If you’re applying to jobs using only a template-driven text-based resumé, you’ll have a harder time putting yourself ahead of the crowd.
Hiring managers receive dozens, sometimes hundreds of applications per day. They’ll quickly scan it to see whether you have the qualifications for the job. But putting a bit of creativity into your application may help you hold their attention longer and ultimately make you stand out from the crowd.
The goal of any application is to get an employer interested in interviewing you. While you may have the skills the role requires, what is it about you that really makes you stand out? Are you a talented developer, visually creative, good at visualizing data? Use your application to prove it.
Plain text applications, while good for providing a comprehensive overview of your work history, usually do little to actually showcase your skills and talent.
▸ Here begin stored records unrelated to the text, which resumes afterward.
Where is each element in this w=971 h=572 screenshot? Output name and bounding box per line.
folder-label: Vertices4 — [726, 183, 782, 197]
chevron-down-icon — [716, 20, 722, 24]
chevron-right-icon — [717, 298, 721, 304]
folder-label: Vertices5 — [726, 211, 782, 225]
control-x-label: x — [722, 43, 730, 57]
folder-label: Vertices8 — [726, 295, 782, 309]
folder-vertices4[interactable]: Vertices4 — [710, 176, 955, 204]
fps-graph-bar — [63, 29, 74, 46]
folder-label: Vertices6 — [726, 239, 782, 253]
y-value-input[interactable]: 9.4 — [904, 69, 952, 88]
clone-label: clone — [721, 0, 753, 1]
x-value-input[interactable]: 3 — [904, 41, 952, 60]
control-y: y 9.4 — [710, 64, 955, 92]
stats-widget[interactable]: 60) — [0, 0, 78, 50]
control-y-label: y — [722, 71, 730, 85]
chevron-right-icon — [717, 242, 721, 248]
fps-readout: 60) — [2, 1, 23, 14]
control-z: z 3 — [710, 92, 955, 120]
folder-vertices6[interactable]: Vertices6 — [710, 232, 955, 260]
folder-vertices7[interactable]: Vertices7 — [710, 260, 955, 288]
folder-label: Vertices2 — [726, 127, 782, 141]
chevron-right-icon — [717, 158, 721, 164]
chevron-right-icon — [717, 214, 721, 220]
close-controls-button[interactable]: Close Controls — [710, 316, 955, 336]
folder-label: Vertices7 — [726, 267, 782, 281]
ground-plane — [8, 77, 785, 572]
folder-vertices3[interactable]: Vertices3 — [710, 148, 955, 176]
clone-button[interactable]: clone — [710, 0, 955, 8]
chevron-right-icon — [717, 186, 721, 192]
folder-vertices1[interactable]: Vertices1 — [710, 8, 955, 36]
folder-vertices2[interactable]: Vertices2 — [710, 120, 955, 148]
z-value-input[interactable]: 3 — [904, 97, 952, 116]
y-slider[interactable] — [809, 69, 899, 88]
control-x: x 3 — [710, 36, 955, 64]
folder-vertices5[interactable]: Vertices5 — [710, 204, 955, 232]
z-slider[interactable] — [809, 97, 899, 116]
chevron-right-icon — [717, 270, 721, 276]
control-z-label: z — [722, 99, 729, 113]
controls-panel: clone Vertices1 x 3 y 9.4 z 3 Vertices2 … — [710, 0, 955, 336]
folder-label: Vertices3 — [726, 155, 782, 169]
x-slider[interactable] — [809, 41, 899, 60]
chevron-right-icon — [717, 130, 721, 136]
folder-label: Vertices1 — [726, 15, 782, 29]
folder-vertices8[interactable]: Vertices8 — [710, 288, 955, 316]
They’re taken a back seat to unique, eye-catching application methods.
Hiring isn’t just based on skills or experience — more and more employers are looking for the right combination of creative thinking and cultural fit. And if your resumé doesn’t prove that you could be the right person for the job, it’ll most likely get lost among similar applications.
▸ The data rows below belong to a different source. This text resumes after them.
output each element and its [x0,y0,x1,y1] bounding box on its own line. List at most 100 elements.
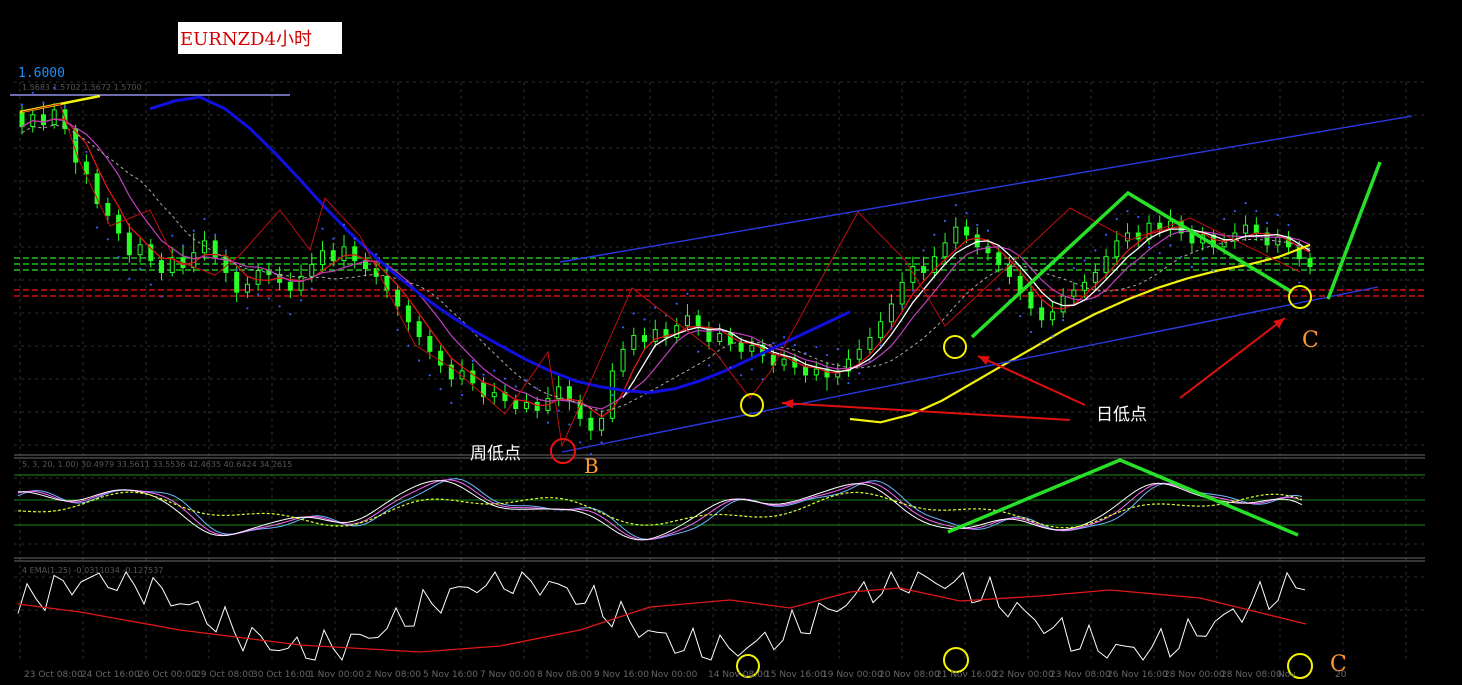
candle-body [899,281,905,305]
envelope-dot [160,295,163,298]
envelope-dot [911,289,914,292]
envelope-dot [514,385,517,388]
candle-body [1028,291,1034,309]
ma-blue-line [149,95,851,395]
envelope-dot [836,347,839,351]
envelope-dot [471,359,474,362]
candle-body [1071,289,1077,297]
envelope-dot [117,255,120,259]
price-chart: 1.6000 1.5683 1.5702 1.5672 1.5700 周低点 日低点 B… [10,66,1425,680]
envelope-dot [299,299,303,302]
candle-body [427,336,433,352]
candle-body [105,202,111,216]
envelope-dot [632,312,635,315]
envelope-dot [85,150,88,154]
envelope-dot [310,287,313,290]
envelope-dot [128,277,131,280]
envelope-dot [342,223,346,226]
candle-body [384,275,390,291]
envelope-dot [267,297,270,300]
candle-body [1253,224,1259,234]
arrow-to-low [781,402,1071,421]
envelope-dot [106,238,109,241]
envelope-dot [203,217,206,221]
envelope-dot [740,374,743,377]
candle-body [330,250,336,262]
candle-body [996,252,1002,266]
x-axis-label: Nov 00:00 [651,670,698,680]
daily-low-label: 日低点 [1096,405,1147,425]
envelope-dot [1287,223,1290,226]
candle-body [684,315,690,327]
stoch-info: 5, 3, 20, 1.00) 30.4979 33.5611 33.5536 … [22,460,292,469]
envelope-dot [20,103,24,106]
envelope-dot [793,343,796,347]
x-axis-label: 22 Nov 00:00 [993,670,1054,680]
x-axis-label: 7 Nov 00:00 [480,670,535,680]
weekly-low-label: 周低点 [470,444,521,464]
envelope-dot [965,211,968,215]
envelope-dot [1104,233,1108,236]
candle-body [416,321,422,338]
candle-body [599,417,605,431]
envelope-dot [214,233,217,236]
candle-body [878,321,884,339]
envelope-dot [847,382,850,385]
candle-body [631,335,637,350]
envelope-dot [1029,330,1033,334]
candle-body [1039,307,1045,321]
envelope-dot [192,229,195,232]
envelope-dot [1255,209,1258,213]
candle-body [287,281,293,291]
candle-body [942,242,948,258]
envelope-dot [96,226,99,229]
envelope-dot [686,292,689,295]
x-axis-label: 20 [1335,670,1347,680]
envelope-dot [1223,217,1226,221]
envelope-dot [1158,252,1161,255]
envelope-dot [1040,342,1043,345]
candle-body [867,337,873,350]
candle-body [1307,258,1313,268]
envelope-dot [428,374,431,377]
envelope-dot [643,318,646,321]
envelope-dot [257,293,260,296]
candle-body [395,289,401,307]
x-axis-label: 26 Oct 00:00 [138,670,197,680]
candle-body [405,305,411,323]
candle-body [674,325,680,339]
x-axis-label: Nov [1278,670,1296,680]
candle-body [813,368,819,376]
point-b-label: B [584,454,599,478]
x-axis-label: 15 Nov 16:00 [765,670,826,680]
envelope-dot [954,204,957,207]
chart-title: EURNZD4小时 [180,29,313,50]
x-axis-label: 2 Nov 08:00 [366,670,421,680]
envelope-dot [1298,281,1301,284]
candle-body [201,240,207,254]
envelope-dot [707,364,711,367]
low-circle [943,335,967,359]
x-axis-label: 29 Oct 08:00 [195,670,254,680]
envelope-dot [1083,259,1086,262]
candle-body [191,252,197,269]
envelope-dot [396,328,399,332]
envelope-dot [418,359,421,362]
candle-body [255,269,261,285]
dotted-envelope [20,86,1312,456]
candle-body [352,246,358,262]
candle-body [513,400,519,409]
envelope-dot [235,269,238,272]
candle-body [1146,222,1152,240]
candle-body [642,335,648,342]
candle-body [749,344,755,352]
envelope-dot [1019,315,1022,318]
envelope-dot [31,91,34,94]
envelope-dot [579,441,582,444]
stoch-line-magenta [17,479,1303,541]
envelope-dot [1137,215,1140,219]
x-axis: 23 Oct 08:0024 Oct 16:0026 Oct 00:0029 O… [24,670,1347,680]
envelope-dot [825,353,829,357]
candle-body [51,109,57,126]
x-axis-label: 1 Nov 00:00 [309,670,364,680]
Think about what would make you stand out, and how you can tie your application into your desired role.
One tool that’s becoming more commonly employed is the video resumé. If you have a webcam, you can create one. It’s a great opportunity for employers to get a glimpse of what you’re all about before you meet them in an interview. Here’s a tip: Speak confidently and talk to the camera instead of reading off a piece of paper.
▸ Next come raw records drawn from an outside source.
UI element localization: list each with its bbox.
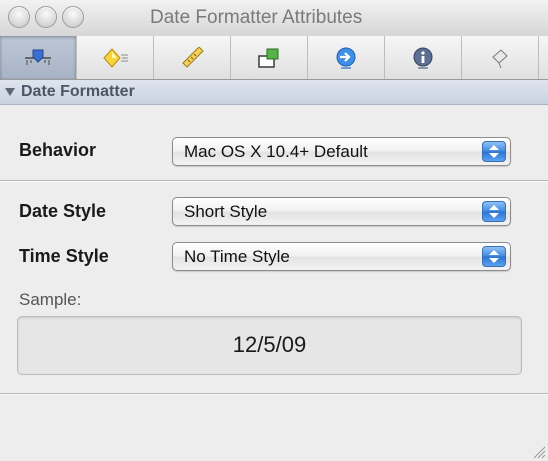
date-style-value: Short Style <box>184 202 268 221</box>
applescript-icon <box>492 48 508 68</box>
size-ruler-icon <box>182 46 204 68</box>
sample-box: 12/5/09 <box>17 316 522 375</box>
popup-arrows-icon <box>482 201 506 222</box>
inspector-toolbar <box>0 36 548 80</box>
section-title: Date Formatter <box>21 83 135 100</box>
identity-info-icon <box>413 47 433 69</box>
disclosure-triangle-icon[interactable] <box>5 88 15 96</box>
tab-size[interactable] <box>154 36 231 79</box>
tab-applescript[interactable] <box>462 36 539 79</box>
inspector-window: Date Formatter Attributes Date Formatter… <box>0 0 548 461</box>
behavior-value: Mac OS X 10.4+ Default <box>184 142 368 161</box>
sample-label: Sample: <box>19 290 82 309</box>
date-formatter-section-header[interactable]: Date Formatter <box>0 80 548 105</box>
date-style-popup[interactable]: Short Style <box>172 197 511 226</box>
tab-attributes[interactable] <box>0 36 77 79</box>
date-style-label: Date Style <box>19 201 107 221</box>
sample-value: 12/5/09 <box>232 332 307 357</box>
popup-arrows-icon <box>482 246 506 267</box>
tab-connections[interactable] <box>308 36 385 79</box>
minimize-button[interactable] <box>35 6 57 28</box>
behavior-popup[interactable]: Mac OS X 10.4+ Default <box>172 137 511 166</box>
tab-identity[interactable] <box>385 36 462 79</box>
time-style-popup[interactable]: No Time Style <box>172 242 511 271</box>
behavior-label: Behavior <box>19 140 97 160</box>
section-divider <box>0 180 548 182</box>
popup-arrows-icon <box>482 141 506 162</box>
attributes-slider-icon <box>25 49 51 65</box>
resize-grip-icon[interactable] <box>532 445 546 459</box>
close-button[interactable] <box>8 6 30 28</box>
bindings-icon <box>258 48 279 68</box>
effects-diamond-icon <box>103 47 128 68</box>
bottom-divider <box>0 393 548 395</box>
time-style-label: Time Style <box>19 246 109 266</box>
title-bar[interactable]: Date Formatter Attributes <box>0 0 548 37</box>
time-style-value: No Time Style <box>184 247 290 266</box>
window-title: Date Formatter Attributes <box>150 7 363 28</box>
zoom-button[interactable] <box>62 6 84 28</box>
tab-effects[interactable] <box>77 36 154 79</box>
connections-arrow-icon <box>336 47 356 69</box>
tab-bindings[interactable] <box>231 36 308 79</box>
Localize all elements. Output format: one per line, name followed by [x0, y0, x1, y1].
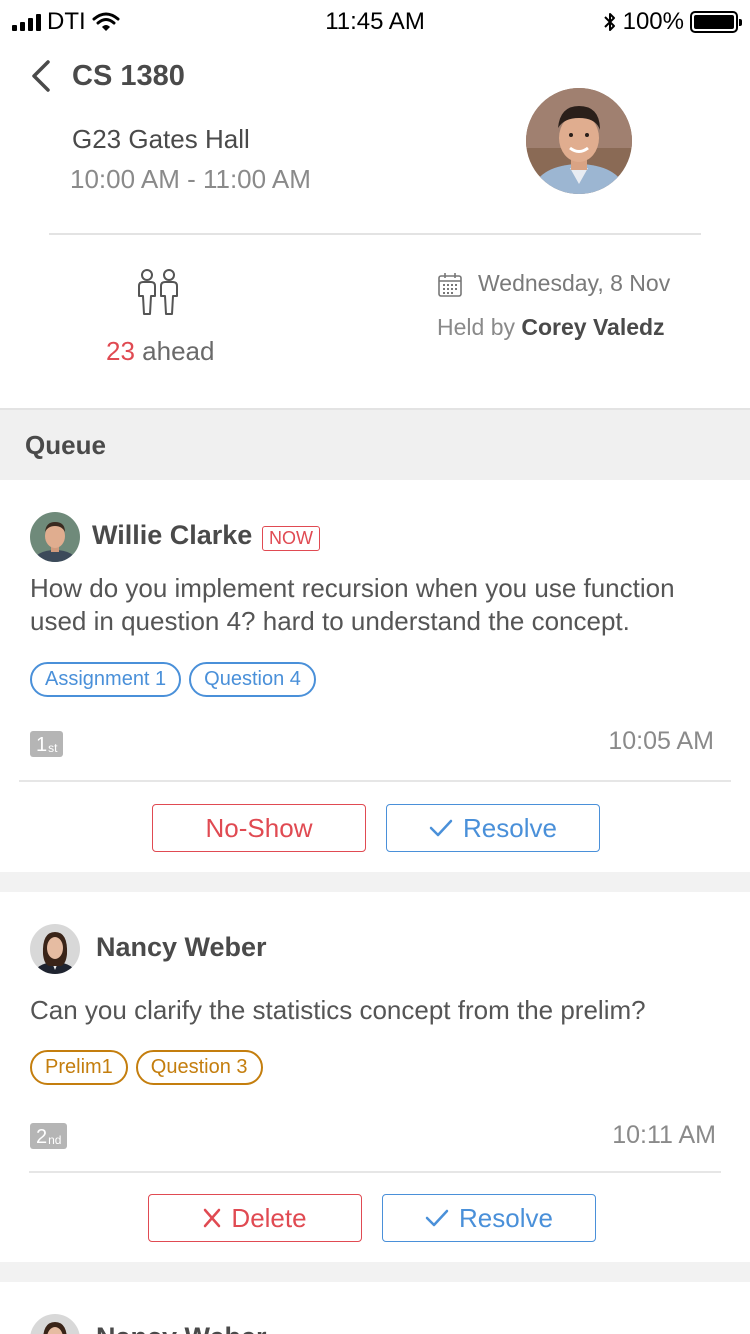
- rank-badge: 2nd: [30, 1123, 68, 1149]
- rank-number: 2: [36, 1126, 48, 1148]
- delete-label: Delete: [231, 1202, 307, 1233]
- status-bar: DTI 11:45 AM 100%: [0, 0, 750, 44]
- ta-avatar: [526, 88, 632, 194]
- tag-list: Prelim1 Question 3: [30, 1050, 263, 1085]
- battery-percent: 100%: [622, 8, 684, 35]
- tag-assignment[interactable]: Assignment 1: [30, 662, 182, 697]
- queue-title: Queue: [25, 430, 106, 460]
- student-avatar: [30, 1314, 80, 1334]
- student-name: Nancy Weber: [96, 1322, 267, 1334]
- rank-number: 1: [36, 734, 48, 756]
- ahead-count: 23 ahead: [106, 336, 214, 367]
- check-icon: [425, 1209, 449, 1227]
- tag-prelim[interactable]: Prelim1: [30, 1050, 128, 1085]
- host-name: Corey Valedz: [521, 314, 665, 340]
- resolve-label: Resolve: [463, 812, 557, 843]
- held-by: Held by Corey Valedz: [437, 314, 665, 341]
- resolve-label: Resolve: [459, 1202, 553, 1233]
- delete-button[interactable]: Delete: [148, 1194, 362, 1242]
- session-header: CS 1380 G23 Gates Hall 10:00 AM - 11:00 …: [0, 44, 750, 410]
- bluetooth-icon: [603, 13, 615, 31]
- session-location: G23 Gates Hall: [72, 124, 250, 154]
- calendar-icon: [438, 273, 462, 297]
- student-name: Nancy Weber: [96, 932, 267, 962]
- card-divider: [29, 1171, 721, 1173]
- no-show-label: No-Show: [205, 812, 313, 843]
- no-show-button[interactable]: No-Show: [152, 804, 366, 852]
- question-time: 10:05 AM: [608, 727, 714, 755]
- held-by-label: Held by: [437, 314, 522, 340]
- session-date: Wednesday, 8 Nov: [478, 270, 671, 296]
- resolve-button[interactable]: Resolve: [386, 804, 600, 852]
- now-badge: NOW: [262, 526, 320, 551]
- status-right: 100%: [603, 8, 742, 36]
- ahead-number: 23: [106, 336, 135, 366]
- ahead-label: ahead: [134, 336, 215, 366]
- course-title: CS 1380: [72, 60, 185, 92]
- session-time-range: 10:00 AM - 11:00 AM: [70, 164, 311, 194]
- rank-suffix: nd: [48, 1133, 62, 1147]
- battery-icon: [690, 11, 742, 33]
- tag-question[interactable]: Question 3: [135, 1050, 263, 1085]
- student-avatar: [30, 924, 80, 974]
- rank-badge: 1st: [30, 731, 64, 757]
- resolve-button[interactable]: Resolve: [382, 1194, 596, 1242]
- student-name: Willie Clarke: [92, 520, 253, 550]
- question-text: How do you implement recursion when you …: [30, 573, 675, 636]
- question-time: 10:11 AM: [612, 1121, 716, 1149]
- card-divider: [19, 780, 731, 782]
- queue-card: Nancy Weber: [0, 1282, 750, 1334]
- tag-list: Assignment 1 Question 4: [30, 662, 316, 697]
- rank-suffix: st: [48, 741, 58, 755]
- queue-header: Queue: [0, 410, 750, 480]
- student-avatar: [30, 512, 80, 562]
- tag-question[interactable]: Question 4: [189, 662, 316, 697]
- question-text: Can you clarify the statistics concept f…: [30, 995, 646, 1025]
- queue-card: Willie Clarke NOW How do you implement r…: [0, 480, 750, 872]
- x-icon: [204, 1208, 221, 1228]
- back-button[interactable]: [26, 56, 60, 96]
- header-divider: [49, 233, 701, 235]
- check-icon: [429, 819, 453, 837]
- queue-card: Nancy Weber Can you clarify the statisti…: [0, 892, 750, 1262]
- people-icon: [138, 269, 178, 315]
Another option is a social media application. Whether you create a custom profile or presentation, you can use online networking tools to your advantage. As the focus of your application or as supplementary materials, they can prove to an employer how socially savvy you are.
Whatever you choose, putting a little ingenuity into your application can prove that you’re serious about the role and that you can bring creative thinking to the table.
Going by the age-old writing rule of “Show, don’t tell,” a plain-text resumé alone just doesn’t cut it anymore — choose an approach that will prove you’ve got the skills, experience, and talent they’re looking for to take the role to the next level.